Había una sola puerta en la habitación y estaba en la pared opuesta. Tenía que cruzar el cuarto.
Warren la había traicionado.
Tenía que averiguar por qué, pero tenía la cabeza vacía: era imposible pensar y tenía que moverse por el suelo. La puerta estaba cerrada, de pronto lo recordaba, ya lo había comprobado antes. Las mullidas paredes se tragaban el poco ruido que conseguía hacer, y era imposible abrir la puerta. Aun así, era lo único que tenía, porque detrás de las puertas siempre existe la posibilidad de otra cosa, de otra persona, y tenía que conseguir salir de aquella caja insonora que estaba a punto de quitarle la vida.
Con cuidado, colocó un pie delante del otro y empezó a caminar por el suelo oscuro que parecía moverse.
Yngvar Stubø estaba empezando a comprender por qué a Warren Scifford se le conocía como
«The Chief».
No recordaba gran cosa al indio Jerónimo. Ciertamente tenía los pómulos altos, pero los ojos hundidos, la nariz estrecha y una barba tan tupida que ya había empezado a marcar una fuerte sombra grisácea. Aquella misma mañana el hombre estaba recién afeitado. El pelo gris caía en suaves rizos, un poco demasiado largos sobre la frente.
—No —dijo Warren Scifford deteniéndose ante la puerta de la suite presidencial del hotel Opera—. No sé quién es el hombre de la cinta de la cámara de vigilancia.
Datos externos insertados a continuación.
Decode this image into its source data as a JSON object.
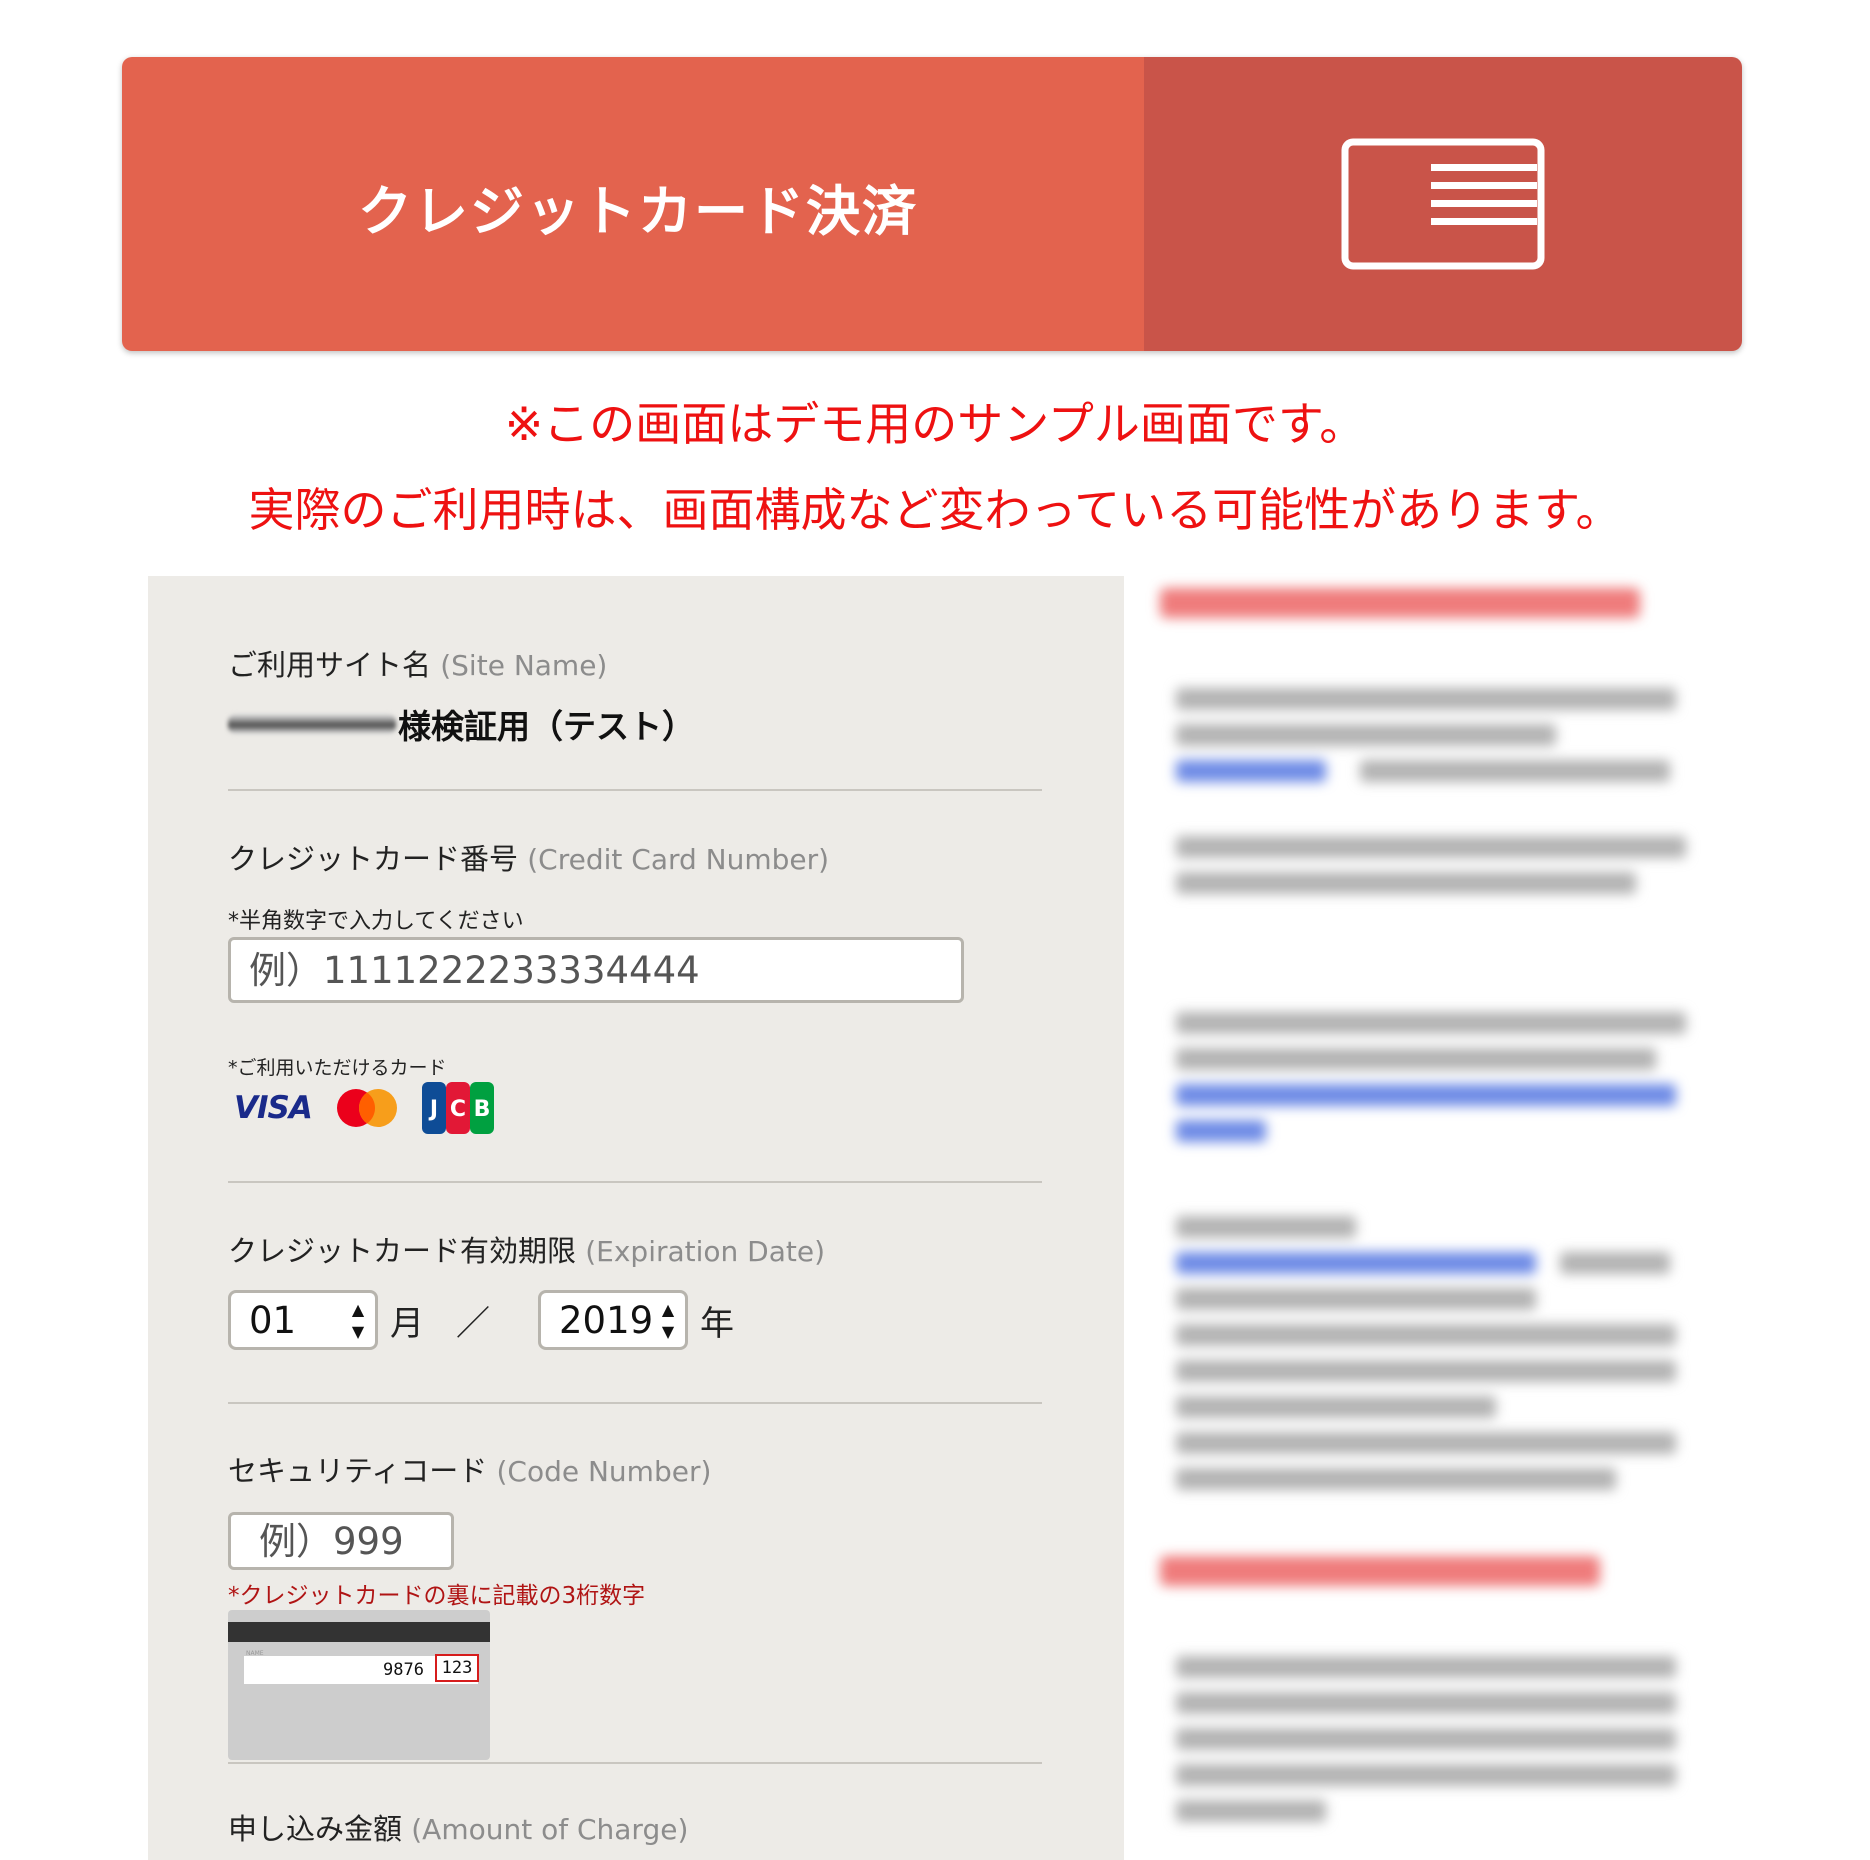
{
  "banner": {
    "title": "クレジットカード決済",
    "icon": "credit-card-icon",
    "color_left": "#e3634e",
    "color_right": "#c95449"
  },
  "notice": {
    "line1": "※この画面はデモ用のサンプル画面です。",
    "line2": "実際のご利用時は、画面構成など変わっている可能性があります。",
    "color": "#ee1111"
  },
  "form": {
    "site": {
      "label": "ご利用サイト名",
      "label_en": "(Site Name)",
      "value": "様検証用（テスト）"
    },
    "card_number": {
      "label": "クレジットカード番号",
      "label_en": "(Credit Card Number)",
      "hint": "*半角数字で入力してください",
      "placeholder": "例）1111222233334444",
      "accepted_label": "*ご利用いただけるカード",
      "brands": [
        "VISA",
        "Mastercard",
        "JCB"
      ]
    },
    "expiry": {
      "label": "クレジットカード有効期限",
      "label_en": "(Expiration Date)",
      "month_value": "01",
      "month_unit": "月",
      "separator": "／",
      "year_value": "2019",
      "year_unit": "年"
    },
    "security": {
      "label": "セキュリティコード",
      "label_en": "(Code Number)",
      "placeholder": "例）999",
      "hint": "*クレジットカードの裏に記載の3桁数字",
      "card_name": "NAME",
      "card_digits": "9876",
      "card_cvv": "123"
    },
    "amount": {
      "label": "申し込み金額",
      "label_en": "(Amount of Charge)"
    }
  }
}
La cara era impasible y la mirada directa, sin revelar nada en absoluto. No había rastro de indignación en el rostro por la pregunta, ninguna sorpresa auténtica o fingida sobre la descarada insinuación de Yngvar.
—Dio la impresión de que sí —insistió Yngvar, manoseando la llave—. Desde luego que dio la impresión de que lo conocías.
—Entonces es que te produje una impresión falsa —dijo Warren sin pestañear—. ¿Entramos?
El cúmulo de sentimientos que había sufrido en el gimnasio no había tenido mucho del indio, pero era evidente que ya se había sobrepuesto. Entró en la suite con las manos en los bolsillos y se colocó en medio de la habitación, donde permaneció un buen rato.
—Suponemos que la sacaron metida en la cesta de la ropa sucia —recapituló, daba la impresión de que hablaba para sí mismo—. Lo que significa que la habían escondido en algún sitio cuando entraron los dos agentes, a las siete pasadas.
—O que se había escondido —dijo Yngvar.
—¿Cómo?
Warren se giró hacia él y sonrió sorprendido.
—Podían haberla escondido —dijo Yngvar—. Pero también puede que se hubiera escondido. Lo uno es algo más pasivo que lo otro.
Warren se acercó lentamente a la ventana y se quedó allí dándole la espalda a Yngvar. Reclinó el hombro con indiferencia contra el marco, como si estuviera comprobando las vistas sobre el fiordo de Oslo.